The Campaign Spot

Why Are We Polling About the Gunman’s Motivations?

Tim Pawlenty, Peter King, and Pat Sajak all feature in today’s Morning Jolt, but it begins with a look at an odd poll question:

Inconvenient Conclusions Get Surveys Left in the Poll Vault

CBS began Tuesday by telling us, “Overall, 57 percent of respondents said the harsh political tone had nothing to do with the shooting, compared to 32 percent who felt it did.” Ah, how reassuring! A triumph for common sense and known facts!
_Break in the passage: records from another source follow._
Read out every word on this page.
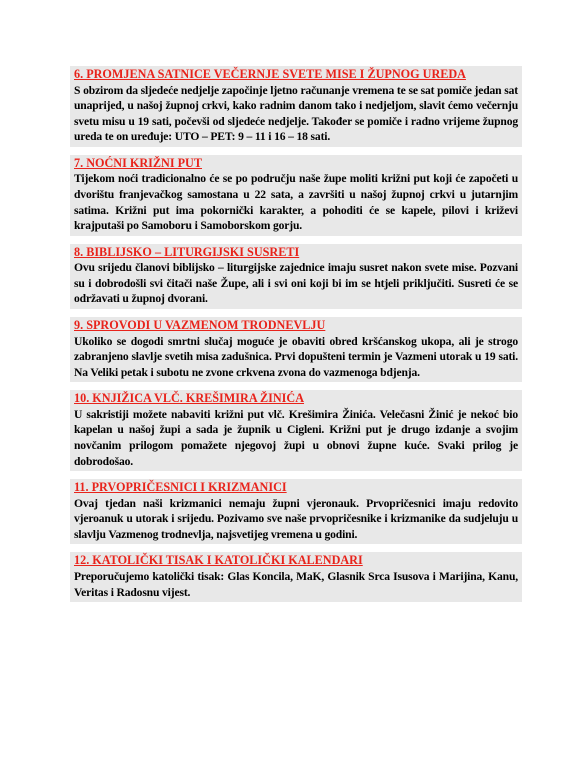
6. PROMJENA SATNICE VEČERNJE SVETE MISE I ŽUPNOG UREDA
S obzirom da sljedeće nedjelje započinje ljetno računanje vremena te se sat pomiče jedan sat unaprijed, u našoj župnoj crkvi, kako radnim danom tako i nedjeljom, slavit ćemo večernju svetu misu u 19 sati, počevši od sljedeće nedjelje. Također se pomiče i radno vrijeme župnog ureda te on uređuje: UTO – PET: 9 – 11 i 16 – 18 sati.
7. NOĆNI KRIŽNI PUT
Tijekom noći tradicionalno će se po području naše župe moliti križni put koji će započeti u dvorištu franjevačkog samostana u 22 sata, a završiti u našoj župnoj crkvi u jutarnjim satima. Križni put ima pokornički karakter, a pohoditi će se kapele, pilovi i križevi krajputaši po Samoboru i Samoborskom gorju.
8. BIBLIJSKO – LITURGIJSKI SUSRETI
Ovu srijedu članovi biblijsko – liturgijske zajednice imaju susret nakon svete mise. Pozvani su i dobrodošli svi čitači naše Župe, ali i svi oni koji bi im se htjeli priključiti. Susreti će se održavati u župnoj dvorani.
9. SPROVODI U VAZMENOM TRODNEVLJU
Ukoliko se dogodi smrtni slučaj moguće je obaviti obred kršćanskog ukopa, ali je strogo zabranjeno slavlje svetih misa zadušnica. Prvi dopušteni termin je Vazmeni utorak u 19 sati. Na Veliki petak i subotu ne zvone crkvena zvona do vazmenoga bdjenja.
10. KNJIŽICA VLČ. KREŠIMIRA ŽINIĆA
U sakristiji možete nabaviti križni put vlč. Krešimira Žinića. Velečasni Žinić je nekoć bio kapelan u našoj župi a sada je župnik u Cigleni. Križni put je drugo izdanje a svojim novčanim prilogom pomažete njegovoj župi u obnovi župne kuće. Svaki prilog je dobrodošao.
11. PRVOPRIČESNICI I KRIZMANICI
Ovaj tjedan naši krizmanici nemaju župni vjeronauk. Prvopričesnici imaju redovito vjeroanuk u utorak i srijedu. Pozivamo sve naše prvopričesnike i krizmanike da sudjeluju u slavlju Vazmenog trodnevlja, najsvetijeg vremena u godini.
12. KATOLIČKI TISAK I KATOLIČKI KALENDARI
Preporučujemo katolički tisak: Glas Koncila, MaK, Glasnik Srca Isusova i Marijina, Kanu, Veritas i Radosnu vijest.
There is hope for the Republic after all!

But CBS must have had some wariness about that result, because by Tuesday night they had released a second set of numbers from the same poll revealing, “Forty-five percent of Americans believe that Jared Loughner’s political views were “probably” a factor in the shootings in Tucson Saturday, a new CBS News poll shows. One in three say they probably were not a factor, while 22 percent say they do not know.”

Er, what were his political views again? The tyranny of the English grammar structure? Me don’t even know how to take a political stance on that. I suppose you could consider an incomprehensible, murderous rage directed at Giffords a political view, but that’s almost a tautology: ‘Do you believe that his desire to kill drove him to kill?’

Is there anyone out there who feels like they really completely understand what was going on in the gunman’s head?* You do? Okay, go please turn yourself in to the FBI immediately.

*You’ll notice I rarely write the gunman’s name. This is deliberate. I remember the Weekly Standard writing an editorial about the Columbine killers back in the 1990s, focusing on the abominable irony that we so often remember the names of the perpetrators of mass murder but rarely recall the names of the victims. At the end, I lamented that the editorial perpetuated the killers’ fame by naming them, only to reread it and find that the writer had artfully avoided mentioning either one. News coverage requires specific names, but afterward, when we digest and analyze, it is good to forget the names of evil men who killed in order to be remembered.